Once the calibration files are in place, we need to decompress and expand the *.hifa_calimage.auxproducts.tgz file in order to provide access to the files it contains. The pipeline will not automatically handle these files being contained in a tar achive (the other .tgz files can be left alone).

Finally, the *.pipeline_manifest.xml file must be copied over to the rawdata directory.

NOTE: The server name & port number have been extracted out into capo (the almaNgasSystem properties). Those data were taken from the configuration file provided to me by Rachel Rosen. Updated values can be obtained from /home/acs/config/archiveConfig.properties (you need to be on a CV machine to access it), in case something changes and our properties get out of date.

Write the restore PPR:

This is the tricky part. Due to needing to create a complete PPR (we normally exclude the ProjectStructure section entirely, for instance), there are several additional pieces of information required. It is probably not all of them are strictly required to be accurate, but I haven't tested the limits of what is allowed.

PPR_restore_template.xml

Above is the basic layout of the restore PPR. Much of the data simply needs to be added to the correct area (RootDirectory, ProjectCode, etc). However, the ProcessingIntents and section will require a bit more detail. I'll handle each separately.

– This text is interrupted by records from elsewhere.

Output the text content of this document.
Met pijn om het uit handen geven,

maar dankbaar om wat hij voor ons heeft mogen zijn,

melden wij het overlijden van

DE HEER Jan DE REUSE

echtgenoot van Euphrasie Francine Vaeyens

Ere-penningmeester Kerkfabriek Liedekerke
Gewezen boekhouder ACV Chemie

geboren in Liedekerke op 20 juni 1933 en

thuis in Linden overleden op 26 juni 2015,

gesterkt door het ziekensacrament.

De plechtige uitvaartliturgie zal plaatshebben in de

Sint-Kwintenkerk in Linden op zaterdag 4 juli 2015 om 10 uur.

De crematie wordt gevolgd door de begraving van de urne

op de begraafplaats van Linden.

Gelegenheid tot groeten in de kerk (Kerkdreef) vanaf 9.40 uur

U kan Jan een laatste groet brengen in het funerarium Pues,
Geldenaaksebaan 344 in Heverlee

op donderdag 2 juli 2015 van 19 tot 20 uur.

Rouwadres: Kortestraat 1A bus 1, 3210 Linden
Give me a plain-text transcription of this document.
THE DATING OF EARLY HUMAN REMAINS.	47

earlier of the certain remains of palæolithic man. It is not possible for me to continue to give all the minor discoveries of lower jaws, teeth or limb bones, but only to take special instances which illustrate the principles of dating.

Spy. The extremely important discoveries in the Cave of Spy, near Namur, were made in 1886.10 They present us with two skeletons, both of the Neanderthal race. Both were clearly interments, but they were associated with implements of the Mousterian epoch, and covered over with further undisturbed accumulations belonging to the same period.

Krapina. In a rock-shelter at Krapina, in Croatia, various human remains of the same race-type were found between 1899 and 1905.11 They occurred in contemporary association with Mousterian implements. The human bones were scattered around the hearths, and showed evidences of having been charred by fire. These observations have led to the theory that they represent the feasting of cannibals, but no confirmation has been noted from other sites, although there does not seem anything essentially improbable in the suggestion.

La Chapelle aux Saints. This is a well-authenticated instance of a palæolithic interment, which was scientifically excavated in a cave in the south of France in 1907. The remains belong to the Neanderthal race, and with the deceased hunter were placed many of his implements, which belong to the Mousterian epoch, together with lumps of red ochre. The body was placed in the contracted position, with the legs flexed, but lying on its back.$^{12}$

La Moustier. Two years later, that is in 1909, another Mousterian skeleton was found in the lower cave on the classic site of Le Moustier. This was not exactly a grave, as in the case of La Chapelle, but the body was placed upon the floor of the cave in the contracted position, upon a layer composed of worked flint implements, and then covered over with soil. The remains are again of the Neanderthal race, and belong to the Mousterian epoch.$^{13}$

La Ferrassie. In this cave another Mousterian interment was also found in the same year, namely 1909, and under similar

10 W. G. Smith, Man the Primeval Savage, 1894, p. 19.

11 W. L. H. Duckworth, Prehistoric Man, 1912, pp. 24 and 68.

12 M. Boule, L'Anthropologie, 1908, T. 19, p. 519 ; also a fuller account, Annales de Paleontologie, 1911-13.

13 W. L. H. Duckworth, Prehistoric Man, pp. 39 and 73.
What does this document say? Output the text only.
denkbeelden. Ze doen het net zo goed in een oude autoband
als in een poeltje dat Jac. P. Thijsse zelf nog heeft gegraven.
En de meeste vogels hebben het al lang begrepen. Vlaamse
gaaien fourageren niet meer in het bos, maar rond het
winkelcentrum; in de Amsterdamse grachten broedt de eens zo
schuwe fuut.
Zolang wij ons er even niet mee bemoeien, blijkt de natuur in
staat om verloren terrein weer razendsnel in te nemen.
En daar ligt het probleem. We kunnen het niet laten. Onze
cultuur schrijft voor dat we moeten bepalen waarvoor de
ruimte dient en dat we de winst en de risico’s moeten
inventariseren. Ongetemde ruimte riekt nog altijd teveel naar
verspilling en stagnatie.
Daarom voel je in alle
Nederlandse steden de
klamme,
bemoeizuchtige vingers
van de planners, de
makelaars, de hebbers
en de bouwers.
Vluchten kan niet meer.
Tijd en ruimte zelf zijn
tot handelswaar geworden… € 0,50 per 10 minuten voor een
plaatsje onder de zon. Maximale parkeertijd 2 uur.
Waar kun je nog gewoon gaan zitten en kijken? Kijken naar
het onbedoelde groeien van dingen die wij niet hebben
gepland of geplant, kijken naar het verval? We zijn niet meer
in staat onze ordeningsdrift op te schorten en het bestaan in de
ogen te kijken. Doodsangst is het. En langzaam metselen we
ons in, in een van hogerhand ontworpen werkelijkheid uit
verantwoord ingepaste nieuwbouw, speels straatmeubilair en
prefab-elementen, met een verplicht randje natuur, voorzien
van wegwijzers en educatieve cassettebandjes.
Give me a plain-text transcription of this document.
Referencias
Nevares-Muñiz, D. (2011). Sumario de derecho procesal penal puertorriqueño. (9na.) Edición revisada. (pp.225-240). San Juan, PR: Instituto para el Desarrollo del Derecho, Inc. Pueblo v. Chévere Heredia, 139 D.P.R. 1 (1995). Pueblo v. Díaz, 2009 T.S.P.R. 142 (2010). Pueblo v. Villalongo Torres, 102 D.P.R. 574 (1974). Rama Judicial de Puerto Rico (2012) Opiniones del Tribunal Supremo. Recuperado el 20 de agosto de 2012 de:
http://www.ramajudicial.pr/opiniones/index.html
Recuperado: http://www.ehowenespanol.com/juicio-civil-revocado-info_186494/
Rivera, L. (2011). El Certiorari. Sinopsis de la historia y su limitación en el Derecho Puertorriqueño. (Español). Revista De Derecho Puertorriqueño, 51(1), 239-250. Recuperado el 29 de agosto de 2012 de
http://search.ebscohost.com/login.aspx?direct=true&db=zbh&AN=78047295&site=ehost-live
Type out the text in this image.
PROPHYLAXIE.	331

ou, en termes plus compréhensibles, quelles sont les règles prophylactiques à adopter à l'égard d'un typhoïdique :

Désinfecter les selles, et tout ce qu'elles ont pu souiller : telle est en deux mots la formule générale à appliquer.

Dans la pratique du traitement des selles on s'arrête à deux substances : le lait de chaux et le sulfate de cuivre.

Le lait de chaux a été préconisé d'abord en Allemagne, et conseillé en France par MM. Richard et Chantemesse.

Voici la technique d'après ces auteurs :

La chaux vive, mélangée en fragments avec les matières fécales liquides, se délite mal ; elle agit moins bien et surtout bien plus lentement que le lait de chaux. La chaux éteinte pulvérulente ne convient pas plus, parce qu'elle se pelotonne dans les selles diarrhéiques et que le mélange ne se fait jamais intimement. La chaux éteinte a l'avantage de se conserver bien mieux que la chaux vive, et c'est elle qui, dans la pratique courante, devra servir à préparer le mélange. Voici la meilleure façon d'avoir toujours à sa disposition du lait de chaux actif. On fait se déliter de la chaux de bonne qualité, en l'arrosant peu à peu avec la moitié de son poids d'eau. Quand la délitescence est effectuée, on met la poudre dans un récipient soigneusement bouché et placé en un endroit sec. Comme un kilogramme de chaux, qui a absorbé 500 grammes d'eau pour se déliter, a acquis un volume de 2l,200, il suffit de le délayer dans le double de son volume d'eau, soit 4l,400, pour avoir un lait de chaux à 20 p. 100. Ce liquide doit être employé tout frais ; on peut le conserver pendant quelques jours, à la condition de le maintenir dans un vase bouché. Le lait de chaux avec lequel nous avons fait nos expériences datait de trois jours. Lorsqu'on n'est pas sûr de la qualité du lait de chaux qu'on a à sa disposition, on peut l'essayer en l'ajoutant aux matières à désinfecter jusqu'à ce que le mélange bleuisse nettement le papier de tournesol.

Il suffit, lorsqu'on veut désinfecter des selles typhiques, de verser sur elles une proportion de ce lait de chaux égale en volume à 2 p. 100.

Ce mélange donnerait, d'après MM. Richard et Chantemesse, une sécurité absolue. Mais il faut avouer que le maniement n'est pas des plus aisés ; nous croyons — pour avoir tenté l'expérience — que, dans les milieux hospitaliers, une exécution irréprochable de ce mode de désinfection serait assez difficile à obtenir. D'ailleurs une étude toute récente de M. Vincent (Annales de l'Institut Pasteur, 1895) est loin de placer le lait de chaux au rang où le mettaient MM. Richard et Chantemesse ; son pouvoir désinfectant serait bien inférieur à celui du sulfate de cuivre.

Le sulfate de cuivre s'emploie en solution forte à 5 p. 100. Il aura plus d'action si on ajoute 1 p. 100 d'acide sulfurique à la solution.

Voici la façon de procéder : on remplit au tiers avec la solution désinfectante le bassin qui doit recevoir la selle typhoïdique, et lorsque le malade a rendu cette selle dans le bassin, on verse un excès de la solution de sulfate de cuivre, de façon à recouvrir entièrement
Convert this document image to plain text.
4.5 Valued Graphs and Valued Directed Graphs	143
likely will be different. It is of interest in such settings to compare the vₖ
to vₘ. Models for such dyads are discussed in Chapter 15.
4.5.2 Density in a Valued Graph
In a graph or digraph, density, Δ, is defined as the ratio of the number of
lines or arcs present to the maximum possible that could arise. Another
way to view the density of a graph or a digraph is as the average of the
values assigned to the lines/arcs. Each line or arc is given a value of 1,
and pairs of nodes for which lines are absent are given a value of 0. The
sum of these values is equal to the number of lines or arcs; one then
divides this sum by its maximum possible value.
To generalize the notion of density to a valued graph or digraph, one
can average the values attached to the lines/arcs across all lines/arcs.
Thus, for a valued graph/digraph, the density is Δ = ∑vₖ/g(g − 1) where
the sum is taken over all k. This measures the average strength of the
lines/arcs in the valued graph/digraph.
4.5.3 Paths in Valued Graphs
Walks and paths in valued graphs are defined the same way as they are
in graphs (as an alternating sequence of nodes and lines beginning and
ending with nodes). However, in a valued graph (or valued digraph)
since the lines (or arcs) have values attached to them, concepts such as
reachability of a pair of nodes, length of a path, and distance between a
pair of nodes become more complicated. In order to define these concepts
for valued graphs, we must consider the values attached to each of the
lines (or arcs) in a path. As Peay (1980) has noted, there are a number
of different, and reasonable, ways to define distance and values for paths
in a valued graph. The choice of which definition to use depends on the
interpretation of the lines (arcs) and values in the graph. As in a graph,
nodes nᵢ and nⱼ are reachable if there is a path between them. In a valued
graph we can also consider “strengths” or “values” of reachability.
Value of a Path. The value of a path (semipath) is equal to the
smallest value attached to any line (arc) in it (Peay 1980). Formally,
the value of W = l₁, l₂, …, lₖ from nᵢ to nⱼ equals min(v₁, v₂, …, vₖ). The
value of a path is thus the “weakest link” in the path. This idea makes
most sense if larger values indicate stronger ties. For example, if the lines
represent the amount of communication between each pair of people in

Queries for basic PPR data:

- ProjectSummary
  - ProposalCode
    - available via the ProjectData object
    - select distinct PROJECT_CODE from ASA_PROJECT join ASA_SCIENCE on ASA_PROJECT.PROJECT_UID = ASA_SCIENCE.PROJECT_UID where MEMBER_OUSS_ID='.....';
  - The rest can be handled with default values or 'unknown'
- ProjectStructure
  - ObsUnitSetRef – This refers to the Project + the partId corresponding to this MOUS within that project.
    - entityId
      - select OBSUNITSETUID from AQUA_OUS where OUS_STATUS_ENTITY_ID = '.....';
    - partId
      - select OBSUNITSETPARTID from AQUA_OUS where OUS_STATUS_ENTITY_ID = '.....';
  - ProjectStatusRef
    - entityId
      - select OBS_PROJECT_STATUS_ID from OBS_UNIT_SET_STATUS where STATUS_ENTITY_ID='.....';
  - OUSStatusRef – This is just our MOUS of interest
    - entityId
      - .....
- ProcessingRequests
  - RootDirectory
    - Path to the processing area (i.e. spool directory)
  - ProcessingProcedure
    - There may be a need to handle parameters to the hifa_restoredata call at some point (see the gainmap issue for VLASS SSA-4893 - Getting issue details... STATUS ).
- DataSet
  - RelativePath
    - Path from the RootDirectory above to the directory housing products/rawdata/working
  - SchedBlockRef
    - entityId
      - select distinct SCHEDBLOCK_UID from ALMA.ASA_SCIENCE where MEMBER_OUSS_ID = '.....';
      - There is the possibility of multiple SBs linked to an MOUS. The DOMAIN_ENTITY_STATE column of the SCHED_BLOCK_STATUS table should be able to tell us which we want.
  - SBStatusRef
    - entityId
      - select STATUS_ENTITY_ID from SCHED_BLOCK_STATUS where DOMAIN_ENTITY_ ID='SchedBlockRef entityId';
  - AsdmIdentifer
    - Fill out one of these blocks with the ASDM_UID & the santized version for each EB in the MOUS.